Climate change and hunting caused their numbers to dwindle. Then, when they disappeared, so did the ecological services they provided. Biodiversity dwindled and the lush mammoth steppe was replaced by species-poor tundra. De-extinction advocates argue that if the animals could be returned to Siberia, their presence could help to recreate the Arctic steppe, in all of its former biodiverse glory.
And that’s not all. Today, the Arctic permafrost contains the remains of that rich, fertile Ice Age ecosystem. An estimated 1,500 gigatons of carbon is locked up in the icy ground. That’s twice as much as in the atmosphere. As the world warms, the far north is thawing, and little by little the carbon is being released as gas. This could accelerate climate change, but it’s not inevitable.
Some think that mammoths could help to keep the Arctic cold. Studies show that when big grazers routinely trample the snow, they expose the surface of the soil to cold air, which helps to keep the ground frozen.
Research from biologist Sergey Zimov, from Siberia’s Northeast Science Station , indicates that soil temperatures in areas where big animals graze are, on average, several degrees colder than areas where grazers are absent. Return mammoths to the far north and they could help to keep the potentially dangerous carbon frozen away.
There is certainly space for them. Zimov has created a 160km2 nature reserve, called Pleistocene Park, full of Ice Age animals including bison and musk oxen.
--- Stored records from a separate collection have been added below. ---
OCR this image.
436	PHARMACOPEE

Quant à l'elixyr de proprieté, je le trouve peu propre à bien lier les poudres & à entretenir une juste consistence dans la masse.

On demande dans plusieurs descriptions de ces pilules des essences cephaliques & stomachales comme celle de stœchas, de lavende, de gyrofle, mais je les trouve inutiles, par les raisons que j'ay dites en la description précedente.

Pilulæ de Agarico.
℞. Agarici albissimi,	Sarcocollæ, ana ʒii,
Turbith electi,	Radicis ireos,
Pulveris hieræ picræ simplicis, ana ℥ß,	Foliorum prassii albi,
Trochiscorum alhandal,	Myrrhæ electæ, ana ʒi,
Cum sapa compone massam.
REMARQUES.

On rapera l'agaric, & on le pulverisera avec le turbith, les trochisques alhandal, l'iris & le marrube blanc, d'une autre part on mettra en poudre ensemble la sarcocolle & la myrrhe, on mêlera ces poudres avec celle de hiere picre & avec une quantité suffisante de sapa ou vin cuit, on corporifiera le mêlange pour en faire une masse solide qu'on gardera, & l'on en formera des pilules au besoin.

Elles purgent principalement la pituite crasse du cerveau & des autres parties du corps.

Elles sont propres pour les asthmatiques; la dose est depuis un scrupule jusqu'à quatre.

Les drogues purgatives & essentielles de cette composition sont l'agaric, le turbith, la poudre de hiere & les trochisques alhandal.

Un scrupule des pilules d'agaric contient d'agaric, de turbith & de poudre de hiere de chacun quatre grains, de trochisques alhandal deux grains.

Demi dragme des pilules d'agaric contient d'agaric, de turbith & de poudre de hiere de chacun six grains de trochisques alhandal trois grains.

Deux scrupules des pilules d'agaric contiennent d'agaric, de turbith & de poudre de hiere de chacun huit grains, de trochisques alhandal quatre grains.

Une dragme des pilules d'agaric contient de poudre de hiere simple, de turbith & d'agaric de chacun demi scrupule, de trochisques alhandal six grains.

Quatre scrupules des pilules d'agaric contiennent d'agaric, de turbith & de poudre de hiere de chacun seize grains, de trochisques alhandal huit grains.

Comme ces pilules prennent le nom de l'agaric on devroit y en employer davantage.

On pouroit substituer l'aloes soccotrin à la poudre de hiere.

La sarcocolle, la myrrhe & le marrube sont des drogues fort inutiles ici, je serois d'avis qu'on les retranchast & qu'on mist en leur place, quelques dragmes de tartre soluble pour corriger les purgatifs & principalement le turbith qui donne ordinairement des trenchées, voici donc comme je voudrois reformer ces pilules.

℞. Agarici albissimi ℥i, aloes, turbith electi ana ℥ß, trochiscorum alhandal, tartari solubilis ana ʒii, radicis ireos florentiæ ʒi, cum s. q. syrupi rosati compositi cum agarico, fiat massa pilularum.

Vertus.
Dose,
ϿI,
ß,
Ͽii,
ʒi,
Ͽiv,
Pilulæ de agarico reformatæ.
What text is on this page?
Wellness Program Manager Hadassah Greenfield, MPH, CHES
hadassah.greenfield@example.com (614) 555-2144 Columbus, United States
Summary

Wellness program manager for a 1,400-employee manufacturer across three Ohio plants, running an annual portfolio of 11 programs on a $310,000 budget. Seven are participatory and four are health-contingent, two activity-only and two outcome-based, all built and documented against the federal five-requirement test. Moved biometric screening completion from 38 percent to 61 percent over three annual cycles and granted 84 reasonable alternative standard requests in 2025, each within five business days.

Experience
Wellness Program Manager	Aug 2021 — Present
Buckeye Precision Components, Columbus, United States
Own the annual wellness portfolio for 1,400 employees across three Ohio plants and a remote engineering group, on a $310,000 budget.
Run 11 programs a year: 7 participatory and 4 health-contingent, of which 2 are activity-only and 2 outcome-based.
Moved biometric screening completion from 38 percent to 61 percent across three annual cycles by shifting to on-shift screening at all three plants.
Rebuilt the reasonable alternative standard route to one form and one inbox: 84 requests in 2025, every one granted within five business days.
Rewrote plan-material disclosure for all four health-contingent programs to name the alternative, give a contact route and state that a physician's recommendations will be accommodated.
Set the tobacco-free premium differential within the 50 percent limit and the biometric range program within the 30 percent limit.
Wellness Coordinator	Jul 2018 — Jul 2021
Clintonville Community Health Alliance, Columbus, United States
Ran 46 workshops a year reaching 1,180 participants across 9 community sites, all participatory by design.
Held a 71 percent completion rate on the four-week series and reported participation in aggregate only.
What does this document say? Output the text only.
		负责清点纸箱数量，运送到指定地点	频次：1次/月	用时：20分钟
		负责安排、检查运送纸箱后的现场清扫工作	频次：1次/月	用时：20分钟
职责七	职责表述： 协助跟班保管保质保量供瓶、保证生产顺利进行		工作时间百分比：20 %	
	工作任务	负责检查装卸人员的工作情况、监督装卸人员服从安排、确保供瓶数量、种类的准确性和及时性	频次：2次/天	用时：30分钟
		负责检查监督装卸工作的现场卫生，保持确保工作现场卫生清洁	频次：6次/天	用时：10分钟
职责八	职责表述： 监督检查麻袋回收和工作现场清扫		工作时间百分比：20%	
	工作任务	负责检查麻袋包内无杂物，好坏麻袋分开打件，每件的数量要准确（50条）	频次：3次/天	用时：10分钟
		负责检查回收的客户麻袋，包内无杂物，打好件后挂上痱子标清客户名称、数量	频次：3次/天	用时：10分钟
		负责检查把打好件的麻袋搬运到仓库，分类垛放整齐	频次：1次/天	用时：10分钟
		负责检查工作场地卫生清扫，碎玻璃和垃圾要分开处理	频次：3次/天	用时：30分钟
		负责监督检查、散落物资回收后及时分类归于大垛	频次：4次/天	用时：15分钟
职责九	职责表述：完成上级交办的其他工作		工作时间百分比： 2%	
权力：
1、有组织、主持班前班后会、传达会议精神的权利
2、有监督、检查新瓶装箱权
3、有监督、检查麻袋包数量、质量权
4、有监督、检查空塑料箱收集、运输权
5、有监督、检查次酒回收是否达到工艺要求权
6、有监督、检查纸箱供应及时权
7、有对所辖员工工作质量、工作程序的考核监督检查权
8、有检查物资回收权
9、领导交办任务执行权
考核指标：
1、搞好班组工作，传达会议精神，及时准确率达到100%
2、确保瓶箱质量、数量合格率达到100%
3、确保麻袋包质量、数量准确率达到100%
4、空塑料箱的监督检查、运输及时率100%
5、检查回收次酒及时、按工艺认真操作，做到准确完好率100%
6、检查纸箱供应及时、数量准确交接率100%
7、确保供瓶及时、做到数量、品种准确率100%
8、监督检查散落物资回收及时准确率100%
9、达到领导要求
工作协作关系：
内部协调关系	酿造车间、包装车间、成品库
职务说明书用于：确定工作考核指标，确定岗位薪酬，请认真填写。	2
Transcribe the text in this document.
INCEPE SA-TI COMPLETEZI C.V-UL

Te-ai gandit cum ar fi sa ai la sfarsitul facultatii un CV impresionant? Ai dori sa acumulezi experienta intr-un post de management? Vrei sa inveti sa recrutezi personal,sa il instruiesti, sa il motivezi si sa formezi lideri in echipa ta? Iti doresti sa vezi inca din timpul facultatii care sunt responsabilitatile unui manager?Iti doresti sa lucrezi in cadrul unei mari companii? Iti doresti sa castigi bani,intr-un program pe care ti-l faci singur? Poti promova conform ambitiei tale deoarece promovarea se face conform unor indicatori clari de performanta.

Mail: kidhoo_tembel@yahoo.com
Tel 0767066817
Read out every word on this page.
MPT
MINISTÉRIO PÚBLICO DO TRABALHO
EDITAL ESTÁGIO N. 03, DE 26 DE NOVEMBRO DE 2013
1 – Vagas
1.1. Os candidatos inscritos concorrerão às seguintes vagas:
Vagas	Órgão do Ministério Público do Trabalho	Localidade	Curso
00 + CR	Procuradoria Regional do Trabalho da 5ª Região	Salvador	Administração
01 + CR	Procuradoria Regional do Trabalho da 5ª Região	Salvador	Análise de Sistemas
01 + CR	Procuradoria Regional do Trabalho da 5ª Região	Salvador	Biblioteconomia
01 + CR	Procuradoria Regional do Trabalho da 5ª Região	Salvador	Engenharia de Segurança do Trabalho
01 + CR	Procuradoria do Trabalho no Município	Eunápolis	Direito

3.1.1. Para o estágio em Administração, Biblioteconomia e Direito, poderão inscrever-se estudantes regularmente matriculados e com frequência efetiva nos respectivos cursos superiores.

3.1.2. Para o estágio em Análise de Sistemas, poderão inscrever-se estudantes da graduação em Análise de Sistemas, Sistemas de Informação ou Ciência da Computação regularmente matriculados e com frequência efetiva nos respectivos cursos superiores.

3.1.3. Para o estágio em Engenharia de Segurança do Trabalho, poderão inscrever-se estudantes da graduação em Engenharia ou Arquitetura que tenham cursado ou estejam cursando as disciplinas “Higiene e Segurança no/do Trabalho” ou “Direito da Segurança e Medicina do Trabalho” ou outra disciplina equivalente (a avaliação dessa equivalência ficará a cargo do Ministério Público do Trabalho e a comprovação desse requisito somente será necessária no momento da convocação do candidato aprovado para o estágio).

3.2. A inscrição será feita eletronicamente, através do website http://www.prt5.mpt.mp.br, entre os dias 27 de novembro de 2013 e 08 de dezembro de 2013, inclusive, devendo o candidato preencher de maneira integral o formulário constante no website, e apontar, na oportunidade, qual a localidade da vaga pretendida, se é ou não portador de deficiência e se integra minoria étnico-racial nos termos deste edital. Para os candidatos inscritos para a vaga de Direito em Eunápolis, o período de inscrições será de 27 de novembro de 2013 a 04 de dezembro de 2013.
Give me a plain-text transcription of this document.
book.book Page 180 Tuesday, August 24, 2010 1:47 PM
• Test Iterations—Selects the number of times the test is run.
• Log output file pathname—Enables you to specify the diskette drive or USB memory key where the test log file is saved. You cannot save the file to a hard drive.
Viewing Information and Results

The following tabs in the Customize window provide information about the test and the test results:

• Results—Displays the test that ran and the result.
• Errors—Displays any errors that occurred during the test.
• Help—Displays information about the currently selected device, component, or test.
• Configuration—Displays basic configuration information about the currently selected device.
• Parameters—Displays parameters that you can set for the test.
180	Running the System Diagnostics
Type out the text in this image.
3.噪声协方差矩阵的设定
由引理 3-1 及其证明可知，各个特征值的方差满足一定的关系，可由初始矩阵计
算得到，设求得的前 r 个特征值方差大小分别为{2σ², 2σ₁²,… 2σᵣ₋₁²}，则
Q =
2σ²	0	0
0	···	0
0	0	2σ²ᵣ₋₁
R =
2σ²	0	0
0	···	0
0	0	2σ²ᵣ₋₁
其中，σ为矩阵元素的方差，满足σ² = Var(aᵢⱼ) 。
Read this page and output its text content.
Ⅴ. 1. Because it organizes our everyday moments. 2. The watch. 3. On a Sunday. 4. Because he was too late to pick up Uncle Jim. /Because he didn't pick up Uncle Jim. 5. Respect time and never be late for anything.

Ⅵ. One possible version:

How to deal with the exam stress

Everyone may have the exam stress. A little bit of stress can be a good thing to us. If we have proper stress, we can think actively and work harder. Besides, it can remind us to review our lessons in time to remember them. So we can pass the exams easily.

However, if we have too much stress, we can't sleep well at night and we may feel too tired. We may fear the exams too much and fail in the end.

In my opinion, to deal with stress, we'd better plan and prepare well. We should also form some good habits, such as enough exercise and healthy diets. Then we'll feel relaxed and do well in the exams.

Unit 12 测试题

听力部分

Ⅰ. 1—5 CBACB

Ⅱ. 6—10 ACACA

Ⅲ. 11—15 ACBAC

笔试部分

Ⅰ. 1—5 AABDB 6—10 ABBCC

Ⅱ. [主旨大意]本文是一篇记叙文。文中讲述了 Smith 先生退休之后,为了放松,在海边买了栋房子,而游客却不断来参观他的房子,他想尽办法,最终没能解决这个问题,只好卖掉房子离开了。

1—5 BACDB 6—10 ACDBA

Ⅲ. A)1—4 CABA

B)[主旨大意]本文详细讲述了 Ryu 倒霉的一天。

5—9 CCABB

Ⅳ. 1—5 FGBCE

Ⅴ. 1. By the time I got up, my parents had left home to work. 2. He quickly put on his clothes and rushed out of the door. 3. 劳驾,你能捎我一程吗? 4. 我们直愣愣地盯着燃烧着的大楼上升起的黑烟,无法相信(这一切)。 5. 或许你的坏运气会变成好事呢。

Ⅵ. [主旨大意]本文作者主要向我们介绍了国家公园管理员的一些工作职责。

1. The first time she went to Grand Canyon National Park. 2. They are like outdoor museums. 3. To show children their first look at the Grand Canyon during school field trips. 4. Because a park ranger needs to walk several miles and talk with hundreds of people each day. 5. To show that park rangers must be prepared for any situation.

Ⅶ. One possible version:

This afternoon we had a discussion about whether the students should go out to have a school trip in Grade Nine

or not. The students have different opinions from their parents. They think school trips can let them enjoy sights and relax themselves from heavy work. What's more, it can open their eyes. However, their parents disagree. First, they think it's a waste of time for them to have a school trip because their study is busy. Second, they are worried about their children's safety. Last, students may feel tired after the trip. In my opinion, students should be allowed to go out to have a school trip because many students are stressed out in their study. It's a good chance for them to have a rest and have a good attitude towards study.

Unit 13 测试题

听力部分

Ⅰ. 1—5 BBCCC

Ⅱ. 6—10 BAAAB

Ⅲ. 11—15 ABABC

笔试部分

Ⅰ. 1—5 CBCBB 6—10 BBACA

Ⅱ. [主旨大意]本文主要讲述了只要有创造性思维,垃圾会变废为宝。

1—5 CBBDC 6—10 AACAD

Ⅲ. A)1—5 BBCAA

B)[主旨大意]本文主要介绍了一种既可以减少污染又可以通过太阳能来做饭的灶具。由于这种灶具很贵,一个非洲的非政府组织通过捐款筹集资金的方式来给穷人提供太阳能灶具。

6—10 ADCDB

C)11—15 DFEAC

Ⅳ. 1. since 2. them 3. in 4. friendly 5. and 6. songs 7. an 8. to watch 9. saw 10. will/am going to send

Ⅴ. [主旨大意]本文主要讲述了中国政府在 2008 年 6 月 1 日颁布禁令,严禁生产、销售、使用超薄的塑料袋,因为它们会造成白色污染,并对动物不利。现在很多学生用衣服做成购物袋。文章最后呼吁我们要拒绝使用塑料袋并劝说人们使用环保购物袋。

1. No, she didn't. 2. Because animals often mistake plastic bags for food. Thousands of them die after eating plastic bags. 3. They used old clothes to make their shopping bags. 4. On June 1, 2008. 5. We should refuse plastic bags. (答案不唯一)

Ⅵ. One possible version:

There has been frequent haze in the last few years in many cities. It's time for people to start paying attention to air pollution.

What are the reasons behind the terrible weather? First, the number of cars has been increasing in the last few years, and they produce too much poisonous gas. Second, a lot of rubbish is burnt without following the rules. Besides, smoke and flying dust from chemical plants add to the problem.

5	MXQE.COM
Should they be de-extincted, he would be happy to give the woolly mammoths a home there.
Whether or not the mammoths deliver on the promises that are made of them remains to be seen. The long-term goal of all of the current de-extinction projects is to return the animals to the wild, but no one knows for sure how these animals will fit in.
They could deliver the proposed biodiversity benefits, but they could also create problems. They might outcompete native species, for example, or be so successful that they have to be culled.
Mammoths could help to keep the Arctic frozen, but with a lengthy gestation period and then 15 years to reach sexual maturity, the numbers required won’t be available any time soon. There’s also no knowing if a de-extinct woolly mammoth, born to an Asian elephant, will know how to behave like a mammoth. Just like elephants, mammoths were social creatures that lived in complex groups and learned from one another.
So, are plans to bring back the mammoth a brilliant idea or woolly thinking? Only time will tell.